You can automate they collection and saving of secrets with the included PowerShell script:

#Collects resource keys, saves them to Key Vault and creates settings file
create_aci_settingsfile.ps1 -path "<path to save the files>" -resourceGroupName "<resource group with the KV and identity>" -keyVaultName "<name of Key Vault>" -aciName "<name of ACI" -storageAccountName "<Name of storage account>" -eventHubNamespaceName "<Name of event hub namespace>" -serviceBusNamespaceName "<Name of service bus namespace>" -identityName "<Managed identity name>" -sqlUserName "<SQL user name" -sqlPassword "<SQL Password>"

2. Upload your SBM Package file to your storage account and create customized ARM template

The ACI containers retrieve the build package from Azure storage, this command will create a storage container with the name of the --jobname (it will be lower cased and any invalid characters removed) and upload the SBM file to the new container. It will also create a customized ARM template which will be used to deploy the ACI containers in the deploy step.

sbm aci prep --settingsfile "<settings file name>" --tag "<container version tag>" --jobname "<job name>" -P "<sbm package name" --outputfile "<name for ARM template>" --containercount "<number of containers>" --concurrency "<concurrency value" --concurrencytype "<concurrency type>"

3. Queue up the override targets in Service Bus

IMPORTANT: If using arguments, the jobname and concurrencytype values MUST match the values used in the prep steps otherwise the messages will not get processed.

sbm aci enqueue --settingsfile "<settings file name>" --jobname "<job name>" --concurrencytype "<concurrency type>" --override "<override file name>"

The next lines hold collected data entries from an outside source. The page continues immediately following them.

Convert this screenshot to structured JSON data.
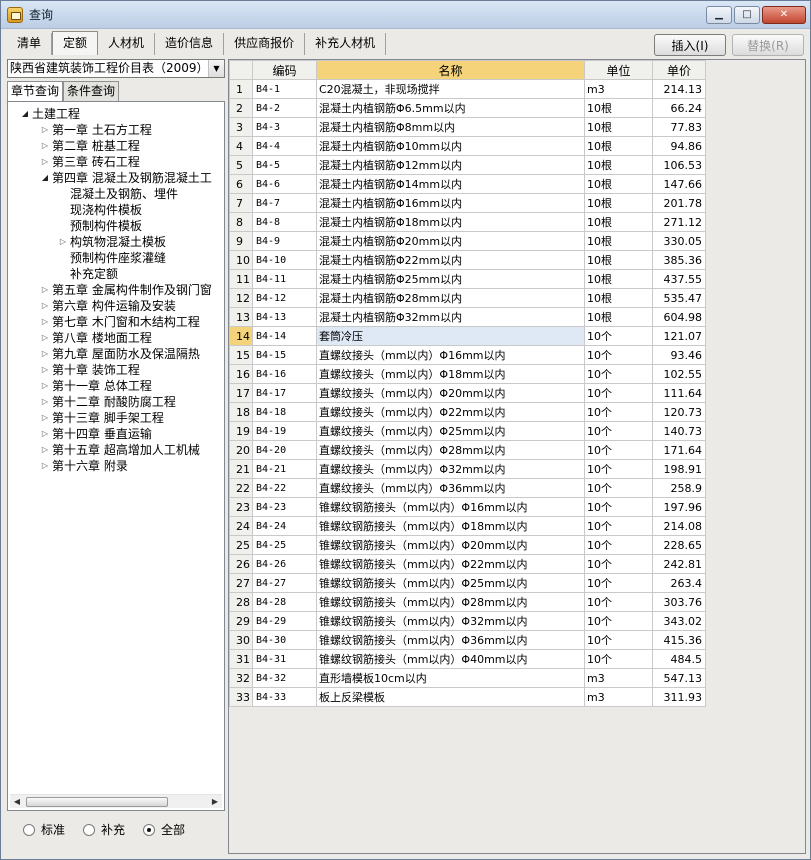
{
  "window": {
    "title": "查询"
  },
  "tabs": [
    "清单",
    "定额",
    "人材机",
    "造价信息",
    "供应商报价",
    "补充人材机"
  ],
  "active_tab": 1,
  "buttons": {
    "insert": "插入(I)",
    "replace": "替换(R)"
  },
  "left": {
    "selector": "陕西省建筑装饰工程价目表（2009）",
    "subtabs": [
      "章节查询",
      "条件查询"
    ],
    "tree": [
      {
        "label": "土建工程",
        "level": 0,
        "expander": "open"
      },
      {
        "label": "第一章  土石方工程",
        "level": 1,
        "expander": "closed"
      },
      {
        "label": "第二章  桩基工程",
        "level": 1,
        "expander": "closed"
      },
      {
        "label": "第三章  砖石工程",
        "level": 1,
        "expander": "closed"
      },
      {
        "label": "第四章  混凝土及钢筋混凝土工",
        "level": 1,
        "expander": "open"
      },
      {
        "label": "混凝土及钢筋、埋件",
        "level": 2,
        "expander": "none"
      },
      {
        "label": "现浇构件模板",
        "level": 2,
        "expander": "none"
      },
      {
        "label": "预制构件模板",
        "level": 2,
        "expander": "none"
      },
      {
        "label": "构筑物混凝土模板",
        "level": 2,
        "expander": "closed"
      },
      {
        "label": "预制构件座浆灌缝",
        "level": 2,
        "expander": "none"
      },
      {
        "label": "补充定额",
        "level": 2,
        "expander": "none"
      },
      {
        "label": "第五章  金属构件制作及钢门窗",
        "level": 1,
        "expander": "closed"
      },
      {
        "label": "第六章  构件运输及安装",
        "level": 1,
        "expander": "closed"
      },
      {
        "label": "第七章  木门窗和木结构工程",
        "level": 1,
        "expander": "closed"
      },
      {
        "label": "第八章  楼地面工程",
        "level": 1,
        "expander": "closed"
      },
      {
        "label": "第九章  屋面防水及保温隔热",
        "level": 1,
        "expander": "closed"
      },
      {
        "label": "第十章  装饰工程",
        "level": 1,
        "expander": "closed"
      },
      {
        "label": "第十一章  总体工程",
        "level": 1,
        "expander": "closed"
      },
      {
        "label": "第十二章  耐酸防腐工程",
        "level": 1,
        "expander": "closed"
      },
      {
        "label": "第十三章  脚手架工程",
        "level": 1,
        "expander": "closed"
      },
      {
        "label": "第十四章  垂直运输",
        "level": 1,
        "expander": "closed"
      },
      {
        "label": "第十五章  超高增加人工机械",
        "level": 1,
        "expander": "closed"
      },
      {
        "label": "第十六章  附录",
        "level": 1,
        "expander": "closed"
      }
    ],
    "radios": [
      "标准",
      "补充",
      "全部"
    ],
    "radio_selected": 2
  },
  "grid": {
    "columns": [
      "编码",
      "名称",
      "单位",
      "单价"
    ],
    "active_column": 1,
    "selected_row": 14,
    "rows": [
      [
        "B4-1",
        "C20混凝土，非现场搅拌",
        "m3",
        "214.13"
      ],
      [
        "B4-2",
        "混凝土内植钢筋Φ6.5mm以内",
        "10根",
        "66.24"
      ],
      [
        "B4-3",
        "混凝土内植钢筋Φ8mm以内",
        "10根",
        "77.83"
      ],
      [
        "B4-4",
        "混凝土内植钢筋Φ10mm以内",
        "10根",
        "94.86"
      ],
      [
        "B4-5",
        "混凝土内植钢筋Φ12mm以内",
        "10根",
        "106.53"
      ],
      [
        "B4-6",
        "混凝土内植钢筋Φ14mm以内",
        "10根",
        "147.66"
      ],
      [
        "B4-7",
        "混凝土内植钢筋Φ16mm以内",
        "10根",
        "201.78"
      ],
      [
        "B4-8",
        "混凝土内植钢筋Φ18mm以内",
        "10根",
        "271.12"
      ],
      [
        "B4-9",
        "混凝土内植钢筋Φ20mm以内",
        "10根",
        "330.05"
      ],
      [
        "B4-10",
        "混凝土内植钢筋Φ22mm以内",
        "10根",
        "385.36"
      ],
      [
        "B4-11",
        "混凝土内植钢筋Φ25mm以内",
        "10根",
        "437.55"
      ],
      [
        "B4-12",
        "混凝土内植钢筋Φ28mm以内",
        "10根",
        "535.47"
      ],
      [
        "B4-13",
        "混凝土内植钢筋Φ32mm以内",
        "10根",
        "604.98"
      ],
      [
        "B4-14",
        "套筒冷压",
        "10个",
        "121.07"
      ],
      [
        "B4-15",
        "直螺纹接头（mm以内）Φ16mm以内",
        "10个",
        "93.46"
      ],
      [
        "B4-16",
        "直螺纹接头（mm以内）Φ18mm以内",
        "10个",
        "102.55"
      ],
      [
        "B4-17",
        "直螺纹接头（mm以内）Φ20mm以内",
        "10个",
        "111.64"
      ],
      [
        "B4-18",
        "直螺纹接头（mm以内）Φ22mm以内",
        "10个",
        "120.73"
      ],
      [
        "B4-19",
        "直螺纹接头（mm以内）Φ25mm以内",
        "10个",
        "140.73"
      ],
      [
        "B4-20",
        "直螺纹接头（mm以内）Φ28mm以内",
        "10个",
        "171.64"
      ],
      [
        "B4-21",
        "直螺纹接头（mm以内）Φ32mm以内",
        "10个",
        "198.91"
      ],
      [
        "B4-22",
        "直螺纹接头（mm以内）Φ36mm以内",
        "10个",
        "258.9"
      ],
      [
        "B4-23",
        "锥螺纹钢筋接头（mm以内）Φ16mm以内",
        "10个",
        "197.96"
      ],
      [
        "B4-24",
        "锥螺纹钢筋接头（mm以内）Φ18mm以内",
        "10个",
        "214.08"
      ],
      [
        "B4-25",
        "锥螺纹钢筋接头（mm以内）Φ20mm以内",
        "10个",
        "228.65"
      ],
      [
        "B4-26",
        "锥螺纹钢筋接头（mm以内）Φ22mm以内",
        "10个",
        "242.81"
      ],
      [
        "B4-27",
        "锥螺纹钢筋接头（mm以内）Φ25mm以内",
        "10个",
        "263.4"
      ],
      [
        "B4-28",
        "锥螺纹钢筋接头（mm以内）Φ28mm以内",
        "10个",
        "303.76"
      ],
      [
        "B4-29",
        "锥螺纹钢筋接头（mm以内）Φ32mm以内",
        "10个",
        "343.02"
      ],
      [
        "B4-30",
        "锥螺纹钢筋接头（mm以内）Φ36mm以内",
        "10个",
        "415.36"
      ],
      [
        "B4-31",
        "锥螺纹钢筋接头（mm以内）Φ40mm以内",
        "10个",
        "484.5"
      ],
      [
        "B4-32",
        "直形墙模板10cm以内",
        "m3",
        "547.13"
      ],
      [
        "B4-33",
        "板上反梁模板",
        "m3",
        "311.93"
      ]
    ]
  }
}
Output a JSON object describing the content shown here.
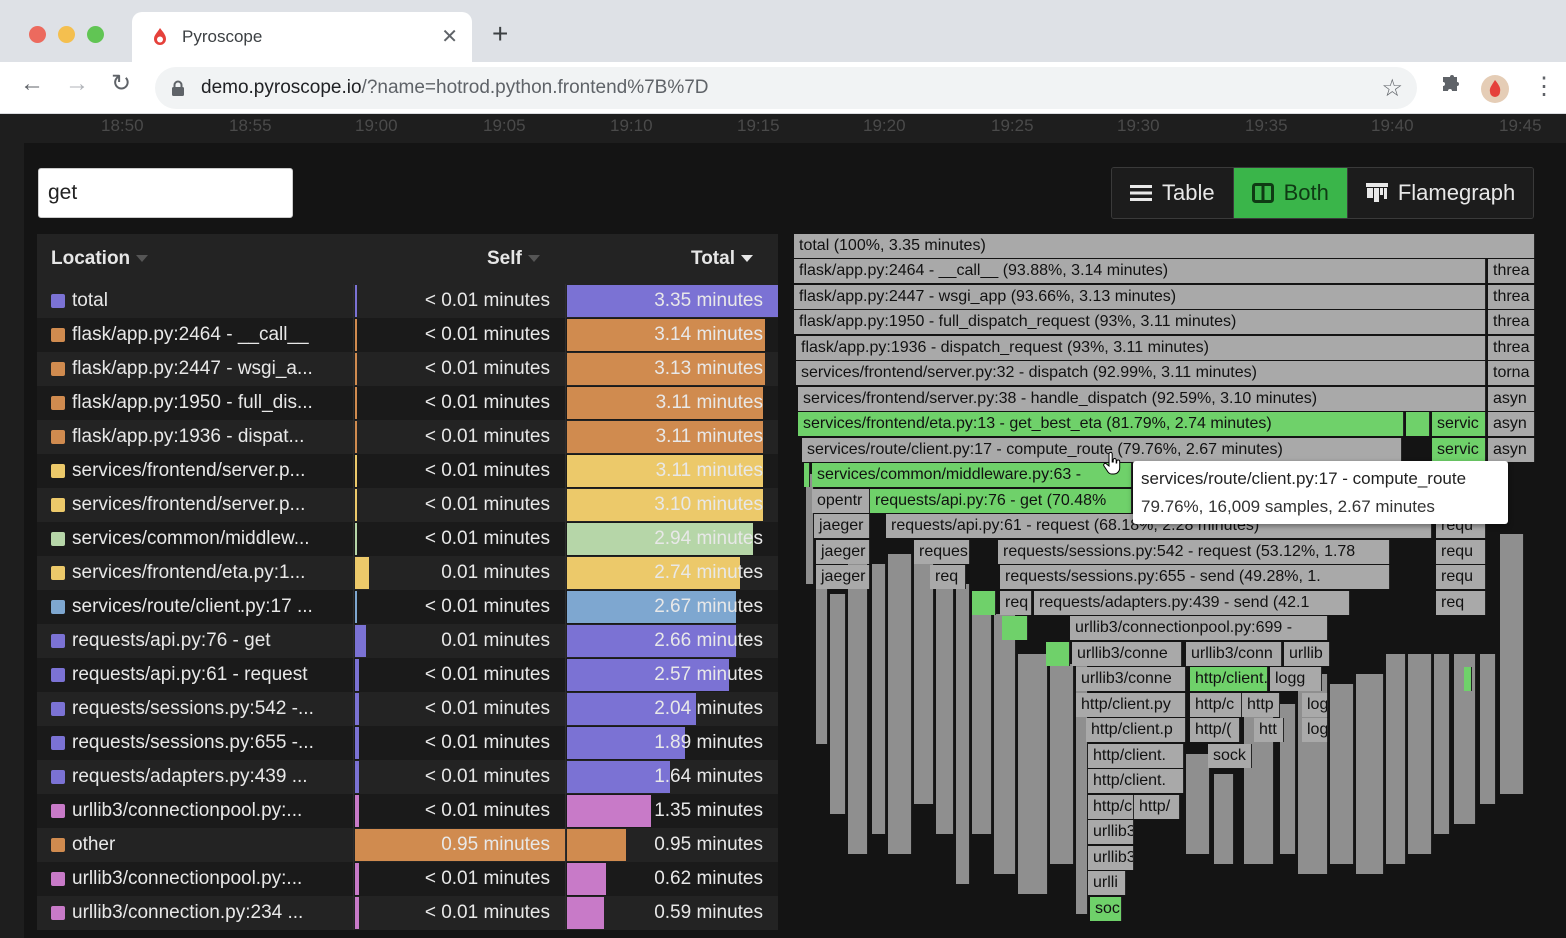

4. Deploy Container and Monitor progress

Next is to deploy the ACI to create the containers. The --templatefile value is the file you created in the prep step as the --outputfile. By default, once the deployment is complete, it will start monitoring progress against the Service Bus and Event Hub. You can change this behavior by setting the --monitor argument to false. This step will extract the jobname and concurrencytype from the values already saved in the --templatefile. The --override argument is not required, but it will allow the monitor to track the target database count and stop monitoring when all targets have been processed.

sbm aci deploy --settingsfile "<settings file name>" --templatefile "<ARM template file>" --override "<override file name>" --monitor 

if you would rather run an extra step (for whatever reason), you can run a separate monitor command:

sbm aci monitor --settingsfile "<settings file name>" --jobname "<job name>" --concurrencytype "<concurrency type>" --override "<override file name>"

All of the run logs will be transferred from the pods to the storage container specified in the jobname argument. When monitoring is complete, it will output a Blob container SAS token that you can use in Azure Storage Explorer to easily view the logs.

IMPORTANT: After the sbm aci deploy (with monitoring) or sbm aci monitor completes, as part of the clean-up, it will remove the Service Bus Topic associated with the build. This will deactivate the running containers.